En menant une guerre brutale et illégale contre l’Ukraine, les objectifs de la Russie n’ont pas changé. Ses actes démontrent un dédain total pour la souveraineté et l’intégrité territoriale d’un état indépendant voisin. Cette agression russe, en violation flagrante du droit international et de la Charte des Nations unies, prouve la volonté de la Russie d’ébranler les fondements de l’ordre de sécurité européen.

Rien ne laisse présager que, dans le domaine de notre sécurité commune, la Russie recommencera à respecter les traités et les engagements existants. Elle s’isole toujours plus de la communauté internationale. L’opération hybride récemment menée par la Russie avec l’objectif de rediriger les ressortissants étrangers vers la frontière orientale de la Finlande constitue une nouvelle preuve de cette tendance.

La Russie est et restera aux portes de l’Union européenne. Il est essentiel que, sur la scène internationale, l’Union européenne continue à agir de manière résolue et dans un esprit d’unité pour enrayer l’agression russe, qu’elle se prépare pour l’avenir et qu’elle investisse dans la défense.

Le soutien inconditionnel de l’Union européenne à l’Ukraine doit se poursuivre

Soutenir l’Ukraine doit rester notre priorité stratégique. La sécurité de l’Ukraine n’est pas le seul et unique enjeu ici, il en va de notre sécurité et des principes fondamentaux de l’ordre international. Cette agression est non seulement une attaque brutale et injustifiée à l’encontre de l’Ukraine, mais aussi une attaque à l’encontre des valeurs cardinales de l’Europe que sont la liberté, la démocratie et les droits de l’Homme. L’Union européenne doit demeurer unie et continuer à œuvrer à une paix juste et durable en Ukraine, selon ses propres conditions. L’échec n’est pas une option. Les paramètres ont été définis par le président ukrainien Volodymyr Zelensky dans son Plan de paix qui incarne nos valeurs et bénéficie de notre soutien indéfectible.

Nous devons envoyer un message fort quant à notre soutien permanent à l’Ukraine face à l’agression russe et alors qu’elle se place sur la voie de l’Europe. Son intégration aux structures de sécurité européennes et transatlantiques est cruciale.

Nous devons prendre, à l’échelle européenne, des engagements forts à l’égard de l’Ukraine en matière de sécurité, régler la question de la facilité pour la paix afin de lui apporter un soutien financier constant, maintenir et accentuer la pression exercée sur la Russie par les sanctions et accompagner le pays sur la voie de l’adhésion à l’Union européenne.
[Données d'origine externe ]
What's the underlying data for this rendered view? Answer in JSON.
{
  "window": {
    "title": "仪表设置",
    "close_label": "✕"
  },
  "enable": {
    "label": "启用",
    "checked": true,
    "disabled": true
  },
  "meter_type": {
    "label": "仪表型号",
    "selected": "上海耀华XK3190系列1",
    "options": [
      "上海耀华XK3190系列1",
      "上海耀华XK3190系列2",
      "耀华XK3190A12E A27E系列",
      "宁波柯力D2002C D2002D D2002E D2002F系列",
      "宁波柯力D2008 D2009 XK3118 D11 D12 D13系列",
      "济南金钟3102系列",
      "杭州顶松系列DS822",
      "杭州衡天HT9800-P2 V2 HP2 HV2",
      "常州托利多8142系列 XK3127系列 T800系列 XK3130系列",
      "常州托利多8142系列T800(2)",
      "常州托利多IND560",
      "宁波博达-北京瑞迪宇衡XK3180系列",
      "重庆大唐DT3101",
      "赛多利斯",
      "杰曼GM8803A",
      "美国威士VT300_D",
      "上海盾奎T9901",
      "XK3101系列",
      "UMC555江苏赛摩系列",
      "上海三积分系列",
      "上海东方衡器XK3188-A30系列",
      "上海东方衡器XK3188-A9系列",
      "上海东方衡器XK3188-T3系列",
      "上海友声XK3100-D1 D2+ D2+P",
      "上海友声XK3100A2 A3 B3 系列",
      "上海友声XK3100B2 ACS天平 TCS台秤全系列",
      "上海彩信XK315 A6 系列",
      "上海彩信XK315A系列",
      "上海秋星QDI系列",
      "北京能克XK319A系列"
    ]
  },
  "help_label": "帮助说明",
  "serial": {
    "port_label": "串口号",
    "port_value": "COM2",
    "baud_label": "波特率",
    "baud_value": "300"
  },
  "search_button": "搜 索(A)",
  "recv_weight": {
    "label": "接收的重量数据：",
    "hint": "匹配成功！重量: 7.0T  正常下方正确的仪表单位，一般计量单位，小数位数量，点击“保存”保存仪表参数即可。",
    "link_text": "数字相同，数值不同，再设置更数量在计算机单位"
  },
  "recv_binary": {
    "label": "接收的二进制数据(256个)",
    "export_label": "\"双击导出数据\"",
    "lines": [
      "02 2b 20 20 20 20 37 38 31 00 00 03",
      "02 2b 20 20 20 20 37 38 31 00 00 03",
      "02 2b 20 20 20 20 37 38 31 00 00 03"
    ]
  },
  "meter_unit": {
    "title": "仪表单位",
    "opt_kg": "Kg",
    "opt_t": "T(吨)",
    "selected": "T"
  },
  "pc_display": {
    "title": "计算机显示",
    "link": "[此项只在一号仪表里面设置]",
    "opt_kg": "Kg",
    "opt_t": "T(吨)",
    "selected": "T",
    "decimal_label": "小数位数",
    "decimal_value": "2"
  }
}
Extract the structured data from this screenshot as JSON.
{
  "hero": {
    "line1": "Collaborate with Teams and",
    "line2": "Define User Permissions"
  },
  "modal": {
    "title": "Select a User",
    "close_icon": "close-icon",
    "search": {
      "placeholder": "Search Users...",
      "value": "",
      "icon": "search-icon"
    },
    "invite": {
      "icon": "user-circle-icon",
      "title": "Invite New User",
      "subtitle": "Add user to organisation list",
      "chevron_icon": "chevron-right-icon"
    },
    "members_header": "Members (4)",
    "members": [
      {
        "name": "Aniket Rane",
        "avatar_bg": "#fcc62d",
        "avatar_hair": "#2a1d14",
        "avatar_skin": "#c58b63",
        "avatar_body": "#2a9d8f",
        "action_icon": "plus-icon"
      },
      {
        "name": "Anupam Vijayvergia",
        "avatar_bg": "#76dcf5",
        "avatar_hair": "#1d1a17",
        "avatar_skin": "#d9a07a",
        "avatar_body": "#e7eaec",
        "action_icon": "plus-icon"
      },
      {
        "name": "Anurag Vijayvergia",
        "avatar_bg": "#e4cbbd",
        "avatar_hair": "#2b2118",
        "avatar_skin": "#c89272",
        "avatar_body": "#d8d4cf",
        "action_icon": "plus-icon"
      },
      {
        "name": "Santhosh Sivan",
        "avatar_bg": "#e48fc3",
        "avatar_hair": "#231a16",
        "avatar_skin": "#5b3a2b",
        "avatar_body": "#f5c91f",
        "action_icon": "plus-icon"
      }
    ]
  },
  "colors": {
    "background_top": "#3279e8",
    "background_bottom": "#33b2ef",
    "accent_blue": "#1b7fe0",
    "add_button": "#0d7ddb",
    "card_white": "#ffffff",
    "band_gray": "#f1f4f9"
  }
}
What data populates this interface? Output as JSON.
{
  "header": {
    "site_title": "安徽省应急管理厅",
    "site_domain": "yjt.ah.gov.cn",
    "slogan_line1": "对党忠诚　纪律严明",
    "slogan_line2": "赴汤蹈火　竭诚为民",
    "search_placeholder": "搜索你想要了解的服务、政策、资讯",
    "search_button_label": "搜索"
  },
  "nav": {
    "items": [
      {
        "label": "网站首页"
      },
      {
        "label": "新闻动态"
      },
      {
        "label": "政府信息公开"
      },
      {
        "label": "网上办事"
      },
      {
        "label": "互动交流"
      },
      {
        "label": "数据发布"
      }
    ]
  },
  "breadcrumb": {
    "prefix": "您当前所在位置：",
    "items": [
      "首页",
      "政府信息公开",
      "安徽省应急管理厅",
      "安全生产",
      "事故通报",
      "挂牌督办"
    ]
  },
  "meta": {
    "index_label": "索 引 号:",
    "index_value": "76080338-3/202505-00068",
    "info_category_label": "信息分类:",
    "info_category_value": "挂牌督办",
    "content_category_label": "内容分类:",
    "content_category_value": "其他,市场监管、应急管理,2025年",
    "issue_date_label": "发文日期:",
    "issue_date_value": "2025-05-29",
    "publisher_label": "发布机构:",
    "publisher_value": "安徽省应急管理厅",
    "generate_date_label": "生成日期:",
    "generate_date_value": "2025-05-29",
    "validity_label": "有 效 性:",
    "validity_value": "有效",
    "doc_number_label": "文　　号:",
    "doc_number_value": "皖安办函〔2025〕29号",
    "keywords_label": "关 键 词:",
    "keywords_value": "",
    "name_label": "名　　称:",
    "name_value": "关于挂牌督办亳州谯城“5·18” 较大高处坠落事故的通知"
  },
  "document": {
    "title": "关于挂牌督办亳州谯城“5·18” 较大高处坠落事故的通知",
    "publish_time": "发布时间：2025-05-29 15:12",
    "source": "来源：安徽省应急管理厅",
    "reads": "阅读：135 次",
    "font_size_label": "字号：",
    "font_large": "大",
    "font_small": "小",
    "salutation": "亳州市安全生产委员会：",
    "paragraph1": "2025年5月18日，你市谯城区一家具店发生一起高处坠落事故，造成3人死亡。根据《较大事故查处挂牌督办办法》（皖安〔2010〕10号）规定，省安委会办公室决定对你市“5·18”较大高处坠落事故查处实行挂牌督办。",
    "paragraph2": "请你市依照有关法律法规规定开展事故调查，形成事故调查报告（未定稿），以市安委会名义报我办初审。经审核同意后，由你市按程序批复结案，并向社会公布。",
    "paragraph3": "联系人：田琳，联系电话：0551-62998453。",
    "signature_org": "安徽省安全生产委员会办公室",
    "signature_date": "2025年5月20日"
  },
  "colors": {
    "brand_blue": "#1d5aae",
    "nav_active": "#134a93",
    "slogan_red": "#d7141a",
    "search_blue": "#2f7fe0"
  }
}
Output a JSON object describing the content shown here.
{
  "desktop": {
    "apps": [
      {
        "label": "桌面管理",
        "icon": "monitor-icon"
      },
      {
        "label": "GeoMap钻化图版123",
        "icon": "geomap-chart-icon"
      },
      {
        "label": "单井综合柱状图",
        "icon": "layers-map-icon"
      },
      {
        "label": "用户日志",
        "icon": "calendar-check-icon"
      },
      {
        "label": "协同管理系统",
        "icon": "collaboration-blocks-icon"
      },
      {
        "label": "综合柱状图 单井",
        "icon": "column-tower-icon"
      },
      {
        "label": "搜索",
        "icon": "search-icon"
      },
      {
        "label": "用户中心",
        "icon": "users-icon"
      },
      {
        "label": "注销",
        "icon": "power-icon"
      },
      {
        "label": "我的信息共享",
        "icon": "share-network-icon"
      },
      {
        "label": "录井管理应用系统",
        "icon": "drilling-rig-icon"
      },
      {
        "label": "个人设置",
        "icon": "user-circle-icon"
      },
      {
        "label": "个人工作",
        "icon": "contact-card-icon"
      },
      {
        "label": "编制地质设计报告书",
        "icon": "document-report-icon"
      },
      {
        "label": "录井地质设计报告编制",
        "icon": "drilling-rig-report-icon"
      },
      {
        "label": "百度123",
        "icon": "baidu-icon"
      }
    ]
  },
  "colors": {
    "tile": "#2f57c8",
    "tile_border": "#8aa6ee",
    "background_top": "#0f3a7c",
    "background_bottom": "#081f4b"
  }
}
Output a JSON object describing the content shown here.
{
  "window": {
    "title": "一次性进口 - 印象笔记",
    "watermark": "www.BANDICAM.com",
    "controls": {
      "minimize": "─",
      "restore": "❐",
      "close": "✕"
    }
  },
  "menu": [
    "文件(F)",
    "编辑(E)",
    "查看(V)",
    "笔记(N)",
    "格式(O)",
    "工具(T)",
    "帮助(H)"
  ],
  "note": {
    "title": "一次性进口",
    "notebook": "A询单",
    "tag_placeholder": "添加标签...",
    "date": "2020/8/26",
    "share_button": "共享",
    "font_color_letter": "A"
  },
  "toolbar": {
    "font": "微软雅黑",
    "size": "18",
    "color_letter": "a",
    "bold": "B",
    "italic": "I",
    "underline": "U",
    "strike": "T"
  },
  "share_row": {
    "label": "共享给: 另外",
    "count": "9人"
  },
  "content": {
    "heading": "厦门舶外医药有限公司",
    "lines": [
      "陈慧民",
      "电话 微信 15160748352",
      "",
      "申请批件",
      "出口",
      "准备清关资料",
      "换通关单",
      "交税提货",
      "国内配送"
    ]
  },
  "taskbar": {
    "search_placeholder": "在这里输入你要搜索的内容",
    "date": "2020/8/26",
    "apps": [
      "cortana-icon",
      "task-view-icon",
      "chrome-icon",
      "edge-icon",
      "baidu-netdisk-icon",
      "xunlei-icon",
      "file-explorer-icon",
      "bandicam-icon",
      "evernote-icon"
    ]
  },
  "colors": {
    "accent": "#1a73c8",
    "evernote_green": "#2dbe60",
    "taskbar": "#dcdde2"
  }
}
Quant au soutien militaire de l’Europe à l’Ukraine, le rôle de la Facilité européenne pour la paix (FEP) se révèle crucial. La Facilité est essentielle pour inciter les États membres à fournir, dans un esprit de solidarité, une aide militaire à l’Ukraine. Ainsi, la création d’un vaste Fonds d’aide à l’Ukraine pluriannuel dans le cadre de la Facilité européenne pour la paix est primordiale pour démontrer notre engagement commun en faveur de l’Ukraine sur le long terme.

Nous devons également réitérer, à l’échelle européenne, notre volonté commune de renforcer la capacité de l’industrie de la défense européenne et accélérer la fabrication de munitions. La Finlande a poursuivi ses propres investissements dans l’industrie de la défense et nous prévoyons de multiplier par deux notre capacité de production de munitions d’ici 2027. Cela permettra, sur le long terme, d’apporter un soutien militaire à l’Ukraine au-delà des années 2030. La Finlande est résolue à apporter une aide militaire et une assistance globale à long terme à l’Ukraine, à la fois dans le cadre des relations bilatérales entre les deux États et par l’intermédiaire de l’Union européenne.

Les outils européens de gestion des crises se sont révélés particulièrement utiles pour offrir aux autorités ukrainiennes chargées de la sécurité les moyens d’agir. Les États membres sont déterminés à poursuivre la formation des forces armées ukrainiennes dans le cadre de la Mission d’assistance militaire de l’Union en soutien à l’Ukraine (EUMAM) qui, à ce jour, a déjà formé bien plus de 30 000 soldats ukrainiens. Il est primordial de renforcer l’aide apportée par l’Union européenne dans le domaine de la gestion civile de la crise afin de permettre à l’Ukraine de réformer et de rebâtir son secteur de la sécurité et ses forces de l’ordre. Tout cela créera une résilience sociétale et institutionnelle grâce à laquelle l’Ukraine pourra résister à l’agression russe et la dissuader.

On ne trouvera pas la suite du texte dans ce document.